In regard to the voice used in her work, Kocher stated in the "Within a Field of Knowing" interview that, "My genuine voice is kind of a multiple voice." By saying this, Kocher was referring to how many women writers, including herself, use several voices throughout their work to represent women holistically. These voices might be the voice of a mother, daughter, poor girl, white girl, black girl, sick girl, and/or lost girl. Typically, the women writers will jump back and forth between these voices to represent the various voices that the writer has taken on throughout her life, as well as to enable the reader to better identify and relate to the piece of literature.

== Education ==
Kocher earned her B.A. from Pennsylvania State University in 1990, her MFA from Arizona State University in 1994, and her Ph.D. from Arizona State University in 1999. She has taught at Missouri Western State University, Southern Illinois University and the University of Missouri.

== Career ==
Her career has divided between scholarly research and her work as a poet. Kocher feels that each activity informs and enriches the other. She has been awarded fellowships from the Cave Canem Foundation, the Bucknell Seminar for Younger Poets, and Yaddo. She has taught for the University of Missouri, Southern Illinois University, the New England College Low Residency MFA program, the Indiana Summer Writer's workshop, and Washington University's Summer Writing program.

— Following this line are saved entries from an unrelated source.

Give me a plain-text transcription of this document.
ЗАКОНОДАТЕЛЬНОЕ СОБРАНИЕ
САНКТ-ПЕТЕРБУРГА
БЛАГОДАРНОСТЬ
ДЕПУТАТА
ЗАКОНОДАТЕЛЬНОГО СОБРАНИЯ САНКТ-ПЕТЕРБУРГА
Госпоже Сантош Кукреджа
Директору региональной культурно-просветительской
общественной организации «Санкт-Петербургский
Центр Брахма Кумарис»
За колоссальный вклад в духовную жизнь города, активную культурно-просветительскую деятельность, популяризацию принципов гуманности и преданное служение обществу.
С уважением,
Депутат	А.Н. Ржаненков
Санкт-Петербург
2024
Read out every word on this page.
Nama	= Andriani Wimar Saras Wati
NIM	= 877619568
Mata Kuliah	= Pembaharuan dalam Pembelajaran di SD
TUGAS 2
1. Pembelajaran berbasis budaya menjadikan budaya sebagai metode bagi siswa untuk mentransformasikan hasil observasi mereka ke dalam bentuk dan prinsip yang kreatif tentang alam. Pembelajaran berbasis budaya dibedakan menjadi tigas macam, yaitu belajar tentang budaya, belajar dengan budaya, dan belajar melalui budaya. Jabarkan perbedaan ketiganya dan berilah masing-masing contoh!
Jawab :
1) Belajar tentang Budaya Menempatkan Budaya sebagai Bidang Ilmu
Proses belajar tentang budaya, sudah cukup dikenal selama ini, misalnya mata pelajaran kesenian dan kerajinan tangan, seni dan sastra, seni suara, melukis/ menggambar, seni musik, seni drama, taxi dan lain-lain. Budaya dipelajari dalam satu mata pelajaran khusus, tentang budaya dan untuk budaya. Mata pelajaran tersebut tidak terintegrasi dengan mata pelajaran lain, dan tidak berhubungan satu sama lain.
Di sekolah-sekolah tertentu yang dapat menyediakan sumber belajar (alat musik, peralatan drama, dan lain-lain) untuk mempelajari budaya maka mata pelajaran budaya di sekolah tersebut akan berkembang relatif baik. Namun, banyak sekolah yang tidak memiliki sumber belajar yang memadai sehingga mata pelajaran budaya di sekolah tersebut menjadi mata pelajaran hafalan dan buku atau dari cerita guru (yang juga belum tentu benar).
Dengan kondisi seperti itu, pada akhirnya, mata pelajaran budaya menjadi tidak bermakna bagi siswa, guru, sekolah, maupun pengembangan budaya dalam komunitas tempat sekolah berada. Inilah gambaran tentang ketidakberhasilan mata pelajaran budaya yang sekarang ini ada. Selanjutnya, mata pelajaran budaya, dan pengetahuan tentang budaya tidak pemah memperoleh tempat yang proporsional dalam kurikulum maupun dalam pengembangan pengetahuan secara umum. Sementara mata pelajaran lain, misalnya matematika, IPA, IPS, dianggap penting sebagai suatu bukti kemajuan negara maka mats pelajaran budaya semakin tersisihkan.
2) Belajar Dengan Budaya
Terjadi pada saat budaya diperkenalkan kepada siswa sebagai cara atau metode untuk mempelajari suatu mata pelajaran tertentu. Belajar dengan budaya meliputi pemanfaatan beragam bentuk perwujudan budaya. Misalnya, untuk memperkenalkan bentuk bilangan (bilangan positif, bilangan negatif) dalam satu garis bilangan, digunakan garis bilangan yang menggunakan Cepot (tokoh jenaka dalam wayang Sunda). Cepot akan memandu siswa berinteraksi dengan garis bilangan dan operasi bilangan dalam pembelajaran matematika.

She is professor of English literature in the Department of English at the University of Colorado-Boulder and where she also serves as Associate Dean for Arts and Humanities.

==Awards==
- 2014 PEN Open Book Award, domina Un/blued
- 2010 Dorset Prize, domina Un/blued
- 2002 Green Rose Prize in Poetry, When the Moon Knows You're Wandering
- 1999 Naomi Long Madgett Poetry Award, Desdemona's Fire

==Selected works==
- "Alice Coltrane and Discovers the World G/god is B/born", Blackbird, Fall 2009
- "string theory", Blackbird, Fall 2009
- One Girl Babylon (New Issues Press, 2003) ISBN 978-1-930974-33-3
- When the Moon Knows You're Wandering (New Issues Press, 2002) ISBN 978-1-930974-11-1
- Desdemona's Fire (Lotus Press, 1999) ISBN 978-0-916418-83-0

===Anthologies===
- Norton Anthology of Contemporary African American Poets. Charles Rowell, ed. Forthcoming.
- IOU: New Writing On Money. Ron Slate, ed. [Concord Free Press], Forthcoming.
- Black Nature. Camille T. Dungy, ed. [University of Georgia Press], Athens Georgia, 2009.
- From the Fishouse: An Anthology of Poems that Sing, Rhyme, Resound, Syncopate, Alliterate, and Just Plain Sound Great. Camille T. Dungy, Matt O'Donnell, & Jeffrey Thomson eds., Gerald Stern (Foreword), [Persea Books], NY, New York, 2009.
- The McSweeney’s Book of: Poets Picking Poets, Dominic Luxford, ed. [McSweeney's Books]: San Francisco, 2007.
- An Anthology of Creative Writer Garden of Forking Paths. Beth Anstanding and Eric Killough, eds. [Prentice Hall], 2006.
- Commonwealth: Contemporary Poets on Pennsylvania. Marjorie Maddox, Jerry Wemple eds. Pennsylvania State University Press, 2005.
- New Bones: Contemporary Black Writers in America. Kevin Quashie, Keith Miller, Joyce Lausch, eds. [Prentice Hall], 2000.